He loved her smell. Fresh and sweet, like soap and honey, which no perfume or shower gel could ever replicate.

Boston put his hand on the small of her back as they headed toward his car, just to touch her. Just to feel her warm firm skin under her T-shirt, and to tease himself with how close his fingers were to the top of her panties.

“I know a place where we can watch the fireworks,” Shelby said. “Alone.”

Nothing in his entire thirty-two years had ever sounded better.

“Lead the way.”

 

Shelby had to get a handle on her heart racing, or it was likely to leap out of her chest and run on down the road. Which would earn her notoriety she didn’t crave.

“We should probably drive there.”

Boston stopped in front of his fancy deep blue car, and the corner of his thin mouth lifted. “Are you taking me to Lovers’ Lane, Shelby?”

“Of course not.” She grinned, nervousness evaporating. “I would never do anything so tacky.
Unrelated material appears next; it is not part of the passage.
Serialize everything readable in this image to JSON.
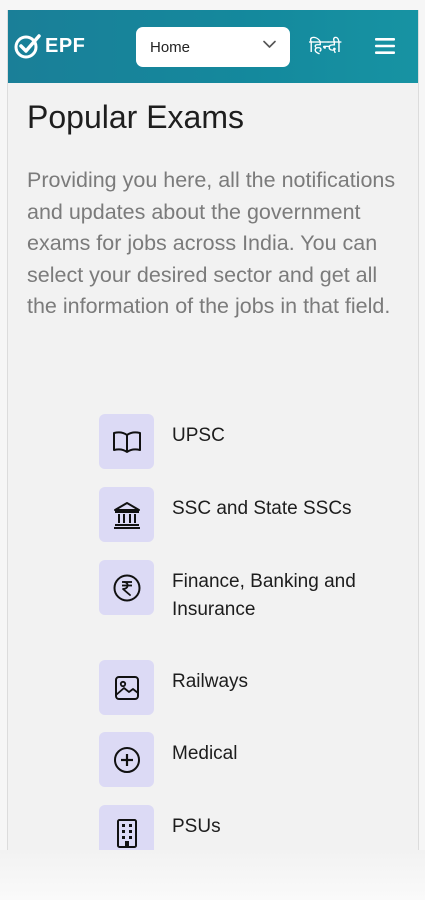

I’m taking you to a cornfield.”

He opened the door for her and leaned over, his lips brushing across her jaw. Shelby shivered.
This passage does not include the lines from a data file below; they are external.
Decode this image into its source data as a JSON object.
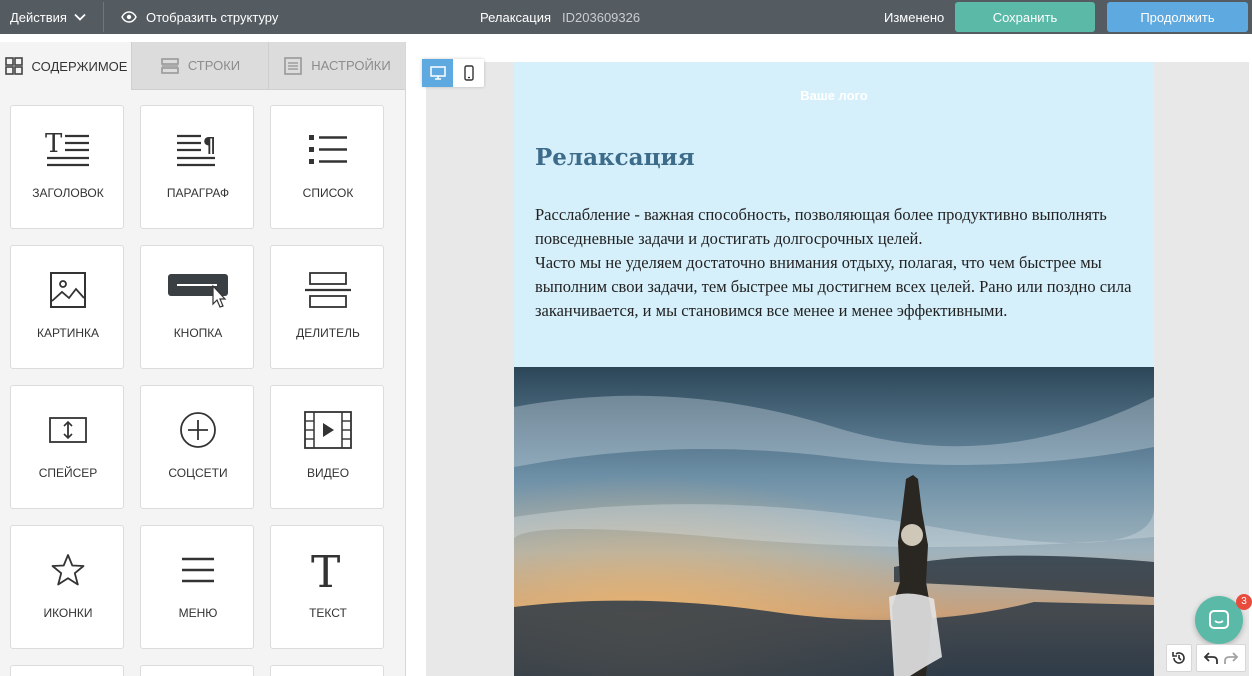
{
  "topbar": {
    "actions_label": "Действия",
    "structure_label": "Отобразить структуру",
    "doc_title": "Релаксация",
    "doc_id": "ID203609326",
    "status": "Изменено",
    "save_label": "Сохранить",
    "continue_label": "Продолжить"
  },
  "tabs": [
    {
      "label": "СОДЕРЖИМОЕ",
      "icon": "grid-icon",
      "active": true
    },
    {
      "label": "СТРОКИ",
      "icon": "rows-icon",
      "active": false
    },
    {
      "label": "НАСТРОЙКИ",
      "icon": "settings-doc-icon",
      "active": false
    }
  ],
  "blocks": [
    {
      "label": "ЗАГОЛОВОК",
      "icon": "heading-icon"
    },
    {
      "label": "ПАРАГРАФ",
      "icon": "paragraph-icon"
    },
    {
      "label": "СПИСОК",
      "icon": "list-icon"
    },
    {
      "label": "КАРТИНКА",
      "icon": "image-icon"
    },
    {
      "label": "КНОПКА",
      "icon": "button-block-icon"
    },
    {
      "label": "ДЕЛИТЕЛЬ",
      "icon": "divider-icon"
    },
    {
      "label": "СПЕЙСЕР",
      "icon": "spacer-icon"
    },
    {
      "label": "СОЦСЕТИ",
      "icon": "social-icon"
    },
    {
      "label": "ВИДЕО",
      "icon": "video-icon"
    },
    {
      "label": "ИКОНКИ",
      "icon": "star-icon"
    },
    {
      "label": "МЕНЮ",
      "icon": "menu-icon"
    },
    {
      "label": "ТЕКСТ",
      "icon": "text-icon"
    }
  ],
  "email": {
    "logo_text": "Ваше лого",
    "title": "Релаксация",
    "paragraph1": "Расслабление - важная способность, позволяющая более продуктивно выполнять повседневные задачи и достигать долгосрочных целей.",
    "paragraph2": "Часто мы не уделяем достаточно внимания отдыху, полагая, что чем быстрее мы выполним свои задачи, тем быстрее мы достигнем всех целей. Рано или поздно сила заканчивается, и мы становимся все менее и менее эффективными."
  },
  "chat": {
    "badge_count": "3"
  },
  "colors": {
    "topbar": "#545b61",
    "save": "#5bb9a8",
    "continue": "#5da9e0",
    "email_bg": "#d6f0fb",
    "title": "#3d6b8a"
  }
}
“At least I know you can’t take advantage of me in a cornfield.”

She snorted.

Boston wasn’t touching her anywhere, except for that little dusting with his lips across her chin and around the corners of her mouth. It felt as intimate as sex, that soft coaxing kiss.
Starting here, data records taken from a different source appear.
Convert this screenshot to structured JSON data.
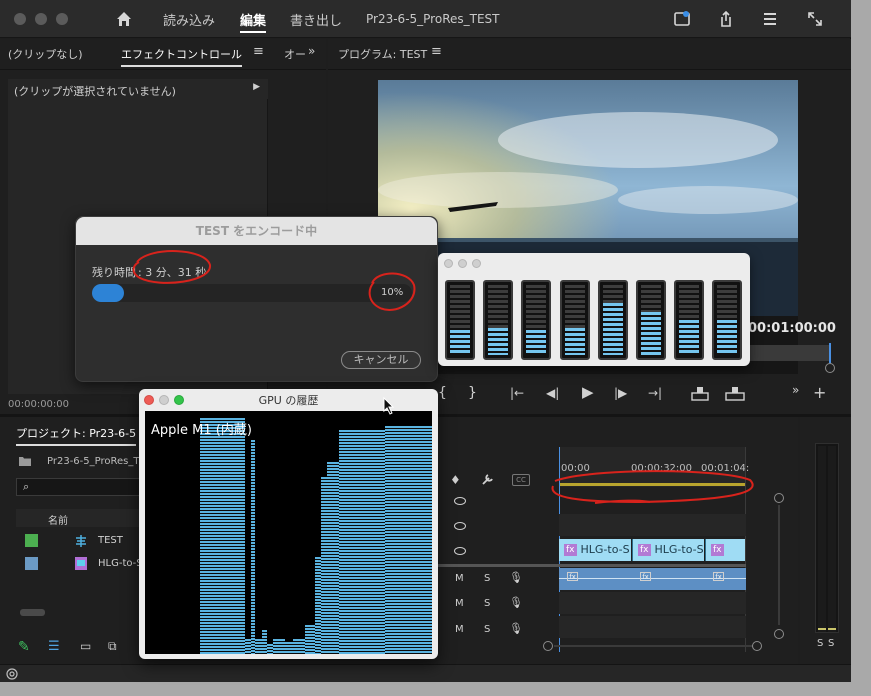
{
  "titlebar": {
    "tabs": [
      "読み込み",
      "編集",
      "書き出し"
    ],
    "project_title": "Pr23-6-5_ProRes_TEST"
  },
  "left_panel": {
    "tab_no_clip": "(クリップなし)",
    "tab_effect_controls": "エフェクトコントロール",
    "tab_audio": "オー",
    "no_clip_selected": "(クリップが選択されていません)",
    "timecode": "00:00:00:00"
  },
  "program_monitor": {
    "title": "プログラム: TEST",
    "timecode": "00:01:00:00"
  },
  "encode_dialog": {
    "title": "TEST をエンコード中",
    "remaining_label": "残り時間",
    "remaining_value": ": 3 分、31 秒",
    "percent_label": "10%",
    "progress": 0.1,
    "cancel": "キャンセル"
  },
  "cpu_meter": {
    "levels": [
      0.35,
      0.38,
      0.35,
      0.38,
      0.72,
      0.6,
      0.48,
      0.48
    ]
  },
  "gpu_history": {
    "title": "GPU の履歴",
    "device": "Apple M1 (内蔵)"
  },
  "project_panel": {
    "title": "プロジェクト: Pr23-6-5",
    "bin_name": "Pr23-6-5_ProRes_TE",
    "column_name": "名前",
    "items": [
      {
        "name": "TEST",
        "color": "#4caf50"
      },
      {
        "name": "HLG-to-S",
        "color": "#6b9ac4"
      }
    ]
  },
  "timeline": {
    "ruler": [
      "00:00",
      "00:00:32:00",
      "00:01:04:"
    ],
    "clip_label": "HLG-to-S",
    "track_m": "M",
    "track_s": "S"
  },
  "audio_meter": {
    "labels": [
      "S",
      "S"
    ]
  }
}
“And there won’t be any voyeuristic ghosts to interrupt whatever might happen.”

“That’s true.” Shelby shifted away from him and slid into the car. “Let’s go.”

Before she started making out with him in her gran’s driveway.

Boston came around and got into the car. She pointed him in the right direction to drive and he did, but as he turned left, he glanced at her. “So why did you and Danny really get divorced?”

Shelby was startled out of her impure thoughts. “I told you, we just decided we were better off as friends.”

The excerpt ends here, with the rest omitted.